El celta empujó al romano y la espada se separó de su torso, empapada en la sangre del joven tribuno, que murió antes de dar con sus huesos en el suelo.
En ese momento aparecieron Rufo y sus tres compañeros, con las armas en alto, sin saber muy bien qué tenían delante pero ansiosos por entrar en combate.
—¡A por ellos! —ordenó Rufo.
El sonido de los arcos rasgó la noche y las flechas comenzaron a silbar. Los demás celtas se habían parapetado, y los romanos fueron al encuentro de aquella mortífera descarga. Todo se desarrollaba en un tenso silencio y sólo se oía el golpe sordo de las flechas al hacer blanco en los romanos, que se desplomaron como marionetas a las que hubieran cortado los hilos, y quedaron tendidos sobre el follaje, inmóviles, con dos o tres flechas clavadas. Los celtas se abalanzaron y les cortaron el cuello mientras, triunfantes, soltaban alaridos.

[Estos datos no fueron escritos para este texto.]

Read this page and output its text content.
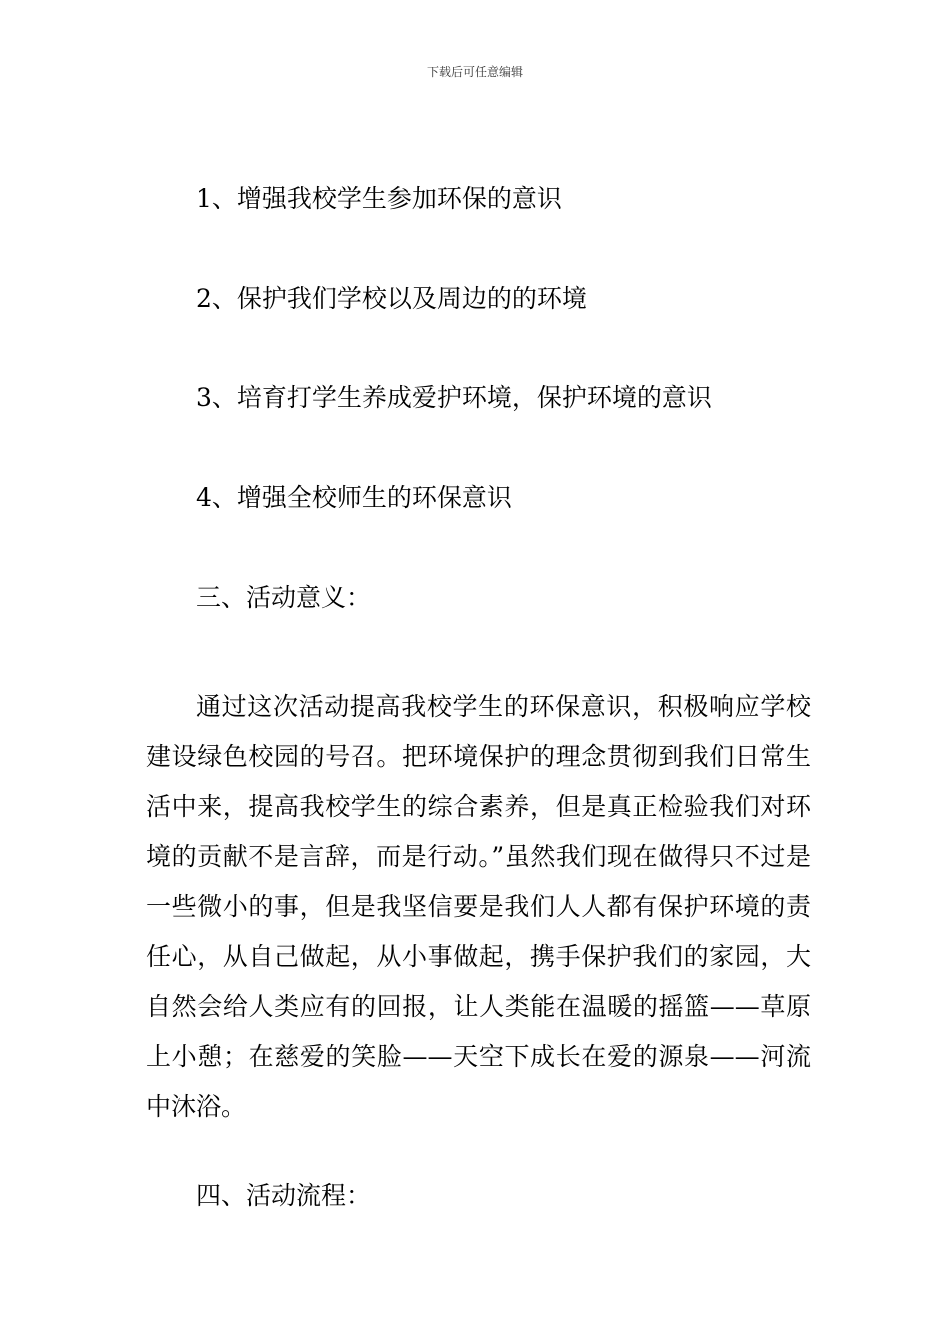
下载后可任意编辑
1、增强我校学生参加环保的意识
2、保护我们学校以及周边的的环境
3、培育打学生养成爱护环境，保护环境的意识
4、增强全校师生的环保意识
三、活动意义：
通过这次活动提高我校学生的环保意识，积极响应学校建设绿色校园的号召。把环境保护的理念贯彻到我们日常生活中来，提高我校学生的综合素养，但是真正检验我们对环境的贡献不是言辞，而是行动。”虽然我们现在做得只不过是一些微小的事，但是我坚信要是我们人人都有保护环境的责任心，从自己做起，从小事做起，携手保护我们的家园，大自然会给人类应有的回报，让人类能在温暖的摇篮——草原上小憩；在慈爱的笑脸——天空下成长在爱的源泉——河流中沐浴。
四、活动流程：
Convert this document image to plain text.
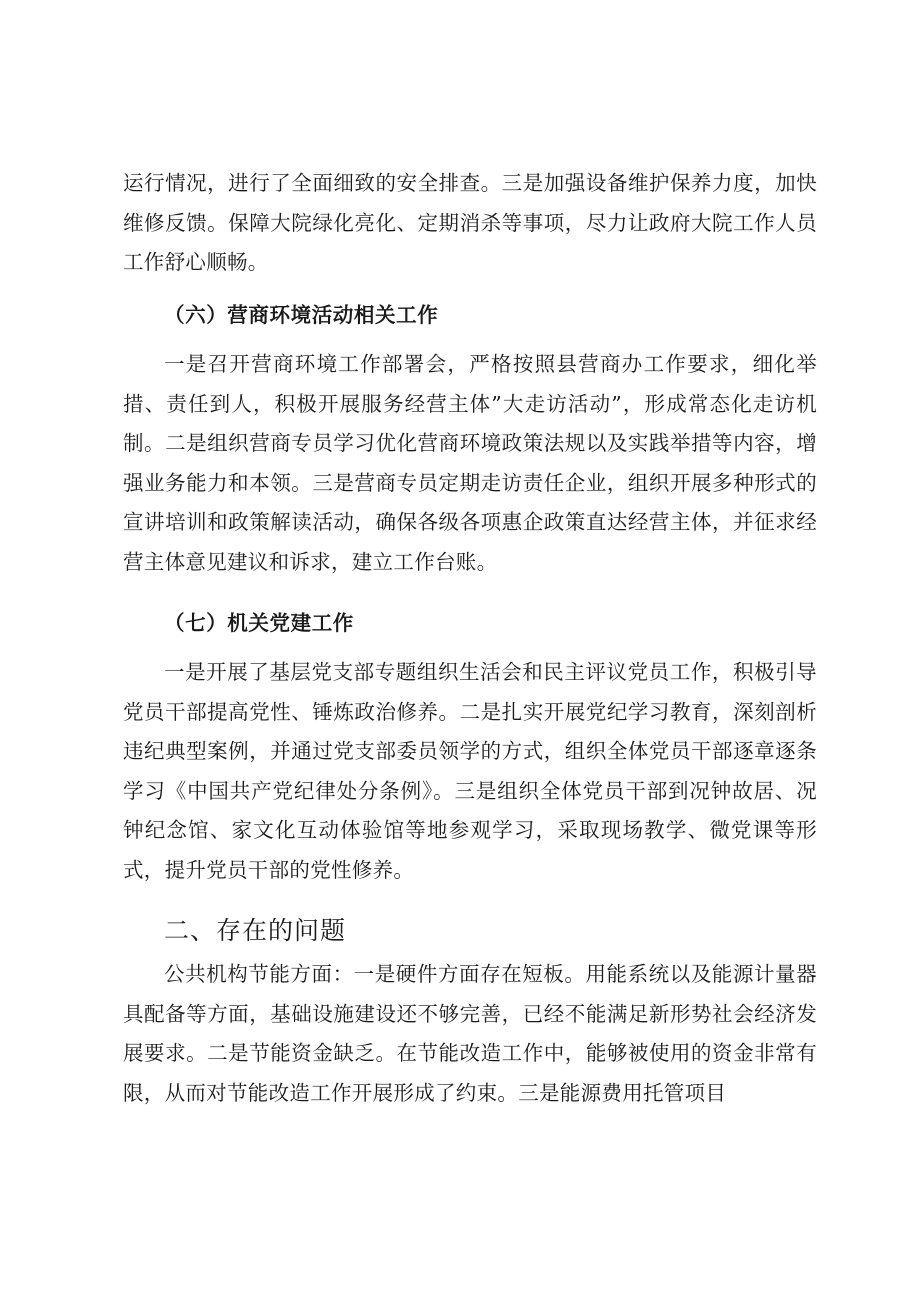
运行情况，进行了全面细致的安全排查。三是加强设备维护保养力度，加快维修反馈。保障大院绿化亮化、定期消杀等事项，尽力让政府大院工作人员工作舒心顺畅。

（六）营商环境活动相关工作

一是召开营商环境工作部署会，严格按照县营商办工作要求，细化举措、责任到人，积极开展服务经营主体”大走访活动”，形成常态化走访机制。二是组织营商专员学习优化营商环境政策法规以及实践举措等内容，增强业务能力和本领。三是营商专员定期走访责任企业，组织开展多种形式的宣讲培训和政策解读活动，确保各级各项惠企政策直达经营主体，并征求经营主体意见建议和诉求，建立工作台账。

（七）机关党建工作

一是开展了基层党支部专题组织生活会和民主评议党员工作，积极引导党员干部提高党性、锤炼政治修养。二是扎实开展党纪学习教育，深刻剖析违纪典型案例，并通过党支部委员领学的方式，组织全体党员干部逐章逐条学习《中国共产党纪律处分条例》。三是组织全体党员干部到况钟故居、况钟纪念馆、家文化互动体验馆等地参观学习，采取现场教学、微党课等形式，提升党员干部的党性修养。

二、存在的问题

公共机构节能方面：一是硬件方面存在短板。用能系统以及能源计量器具配备等方面，基础设施建设还不够完善，已经不能满足新形势社会经济发展要求。二是节能资金缺乏。在节能改造工作中，能够被使用的资金非常有限，从而对节能改造工作开展形成了约束。三是能源费用托管项目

El jefe Arden pasó el filo de su espada por la hierba para limpiarla y la envainó. Luego se acercó a Valeria y volvió a levantarla con sus brazos manchados de sangre. Ella se sentía mareada y medio desmayada. ¡Todo había sucedido tan deprisa!
—Si tu amigo nos hubiera dejado marchar, todos seguirían con vida —dijo él. Echó a andar con ella en brazos y la tumbó boca abajo sobre el caballo. Montó y se puso en marcha—. ¡A Tiranen!
Sus hombres lo corearon.
—¡A Tiranen!
Todos montaron, con las espadas en alto en señal de triunfo. Savia iba con ellos, cautiva. El eco de sus voces resonó en el sereno manantial de Bormo, bajo la luna. Cabalgaron rumbo al norte, alejándose del muro, internándose cada vez más en territorio bárbaro.